Methodology
A reader who agrees with our conclusion should still know how we got there. This page documents the methodology behind every story RabixAI publishes — the testing, the scoring, the sourcing weights, and the editorial gates.
How we choose what to cover
Our newsroom monitors RSS feeds, official vendor announcements, academic preprints (arXiv, OpenReview), regulator dockets, and high-signal community channels (developer forums, GitHub release feeds). A story enters the pipeline when at least one of three thresholds is met:
- A frontier-lab release (model launch, capability change, pricing shift) with verifiable first-party documentation.
- A regulatory event — published rule, court filing, government agency statement — with a primary-source URL.
- A measurable industry shift — funding round closed, acquisition announced, executive transition — with at least two independent confirmations.
Stories that fail to clear any threshold are not published. Speculation, rumour aggregation, and Twitter-thread summaries do not constitute newsworthy events under our methodology.
How we test tools
Tool reviews on RabixAI follow a fixed evaluation framework. Every tool is tested against the same task set within its category (writing, coding, research, data analysis, image, audio, agents). We log:
- Output quality on the same set of standardised prompts.
- Latency under cold and warm conditions.
- Pricing per unit of useful output (token, request, render).
- Compliance signals — data residency, audit logs, SOC 2, HIPAA where applicable.
- Real-world failure modes — hallucinations, refusals, edge cases.
We disclose every account tier we tested under (free, paid, enterprise), every prompt set used, and every model version. We do not accept review units in exchange for favourable coverage. Every tool is paid for at its public list price.
How we score comparisons
Comparison articles ("X vs Y") use a weighted scorecard:
- 40% capability — measured against the standardised task set.
- 20% reliability — uptime and consistency over the test window.
- 15% pricing — value per dollar at typical workloads.
- 15% governance — compliance certifications, deployment options, data handling.
- 10% ergonomics — developer experience, documentation, integration depth.
Every comparison article links to the raw scorecard so readers can re-weight against their own priorities. We do not declare an overall "winner" without showing the inputs.
How we weight sources
Not every source carries equal weight. Our internal sourcing taxonomy:
- High reliability — first-party vendor docs and announcements, regulator filings, peer-reviewed papers, named on-the-record interviews, primary datasets.
- Medium reliability — secondary reporting from outlets with editorial standards, industry analyst reports, public financial filings.
- Low reliability — anonymous social posts, unsigned blog posts, community speculation.
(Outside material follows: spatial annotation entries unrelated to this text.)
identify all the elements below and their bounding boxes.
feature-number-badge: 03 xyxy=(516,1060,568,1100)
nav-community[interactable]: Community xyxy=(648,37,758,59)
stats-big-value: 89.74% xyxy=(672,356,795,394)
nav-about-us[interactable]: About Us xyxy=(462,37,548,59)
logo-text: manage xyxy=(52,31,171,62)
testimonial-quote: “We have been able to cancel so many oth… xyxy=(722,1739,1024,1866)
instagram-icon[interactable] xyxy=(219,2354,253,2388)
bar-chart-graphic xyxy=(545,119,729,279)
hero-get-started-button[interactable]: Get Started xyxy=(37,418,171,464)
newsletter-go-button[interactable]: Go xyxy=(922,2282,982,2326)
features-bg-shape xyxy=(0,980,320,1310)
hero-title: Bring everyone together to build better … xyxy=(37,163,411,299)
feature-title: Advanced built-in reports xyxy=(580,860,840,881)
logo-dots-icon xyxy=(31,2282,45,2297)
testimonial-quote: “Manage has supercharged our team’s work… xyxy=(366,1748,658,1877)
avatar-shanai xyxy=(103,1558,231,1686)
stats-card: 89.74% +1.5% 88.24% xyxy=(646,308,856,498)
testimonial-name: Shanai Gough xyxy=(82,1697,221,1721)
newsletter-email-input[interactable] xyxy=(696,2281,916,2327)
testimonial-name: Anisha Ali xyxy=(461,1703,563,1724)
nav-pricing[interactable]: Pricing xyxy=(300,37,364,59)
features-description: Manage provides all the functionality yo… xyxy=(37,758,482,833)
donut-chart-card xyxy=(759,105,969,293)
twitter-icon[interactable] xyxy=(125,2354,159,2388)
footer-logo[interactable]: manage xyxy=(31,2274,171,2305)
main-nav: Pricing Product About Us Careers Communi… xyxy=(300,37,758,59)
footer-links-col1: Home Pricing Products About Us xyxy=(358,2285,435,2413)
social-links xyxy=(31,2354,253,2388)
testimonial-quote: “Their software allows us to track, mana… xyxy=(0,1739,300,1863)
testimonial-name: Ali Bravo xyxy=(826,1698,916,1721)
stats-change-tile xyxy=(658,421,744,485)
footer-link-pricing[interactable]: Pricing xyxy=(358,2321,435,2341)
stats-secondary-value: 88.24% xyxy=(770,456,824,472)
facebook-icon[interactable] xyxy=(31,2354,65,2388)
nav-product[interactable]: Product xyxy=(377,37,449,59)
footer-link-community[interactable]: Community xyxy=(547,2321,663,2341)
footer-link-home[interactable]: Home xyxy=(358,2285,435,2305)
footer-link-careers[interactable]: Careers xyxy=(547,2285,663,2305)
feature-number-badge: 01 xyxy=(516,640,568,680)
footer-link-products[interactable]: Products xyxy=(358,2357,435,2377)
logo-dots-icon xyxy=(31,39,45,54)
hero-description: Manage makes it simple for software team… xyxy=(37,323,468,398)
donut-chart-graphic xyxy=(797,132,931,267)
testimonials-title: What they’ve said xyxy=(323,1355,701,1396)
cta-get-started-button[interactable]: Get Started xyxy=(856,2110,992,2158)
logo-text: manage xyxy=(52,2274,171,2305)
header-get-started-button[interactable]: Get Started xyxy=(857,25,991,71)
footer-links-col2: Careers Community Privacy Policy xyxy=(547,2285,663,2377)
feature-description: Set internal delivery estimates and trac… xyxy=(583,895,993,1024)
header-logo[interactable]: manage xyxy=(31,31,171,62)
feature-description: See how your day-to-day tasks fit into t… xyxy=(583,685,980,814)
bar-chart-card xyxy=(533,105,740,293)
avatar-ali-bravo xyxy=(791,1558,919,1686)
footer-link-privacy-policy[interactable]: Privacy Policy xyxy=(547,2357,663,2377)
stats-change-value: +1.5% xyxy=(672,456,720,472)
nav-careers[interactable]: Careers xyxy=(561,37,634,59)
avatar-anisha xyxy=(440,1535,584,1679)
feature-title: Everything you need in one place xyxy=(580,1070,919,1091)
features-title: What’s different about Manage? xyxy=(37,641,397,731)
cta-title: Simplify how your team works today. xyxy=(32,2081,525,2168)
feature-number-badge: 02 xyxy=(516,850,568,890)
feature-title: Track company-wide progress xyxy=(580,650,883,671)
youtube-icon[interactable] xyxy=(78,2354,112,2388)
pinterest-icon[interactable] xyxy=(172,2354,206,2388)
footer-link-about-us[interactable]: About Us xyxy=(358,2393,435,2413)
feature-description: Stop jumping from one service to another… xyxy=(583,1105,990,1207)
These can inform a story but cannot be the only source for any factual claim.
A claim sourced exclusively from low-reliability material is either presented as unverified or held until corroboration is obtained.
How we use AI
AI tools assist drafting, research synthesis, headline generation, and illustration — never final editorial judgement. Every paragraph is reviewed and edited by a human editor before publication. Read the full AI use disclosure.
The publish gate
Before any draft becomes an indexable article, it clears an eleven- point automated checklist enforced in our publishing service:
- Status is
needs_review(no skipping the editor). - Word count ≥ 800 — no thin content.
- Research packet present — at least one source ID logged.
- SEO complete — title 30–70 chars, description 100–170 chars, canonical URL set.
- Editorial excerpt ≥ 120 chars.
- Canonical URL absolute and HTTPS.
- Fact-check verdict logged as PASS within the past 24 hours.
- No keyword cannibalisation — primary keyword unique among indexable content.
- OG image asset verified — no broken hero in social shares.
- Headline quality — no AI-slop phrases ("beyond the hype", "the reality of"), at least one named entity.
- No stale tense — body text does not reference prior years in forward-looking constructions.
A draft failing any single check cannot be promoted. The full checklist lives in the codebase at services/publisher/checklist.ts.
Refresh and retirement
Articles older than 90 days are automatically flagged for review. The editor decides whether to refresh (update with new data and republish), retire (set contentStatus = needs_review and remove from public indexes), or leave with a "last reviewed" timestamp.
We do not silently update articles to bury errors. Substantive updates are noted at the bottom of the piece with the date and reason.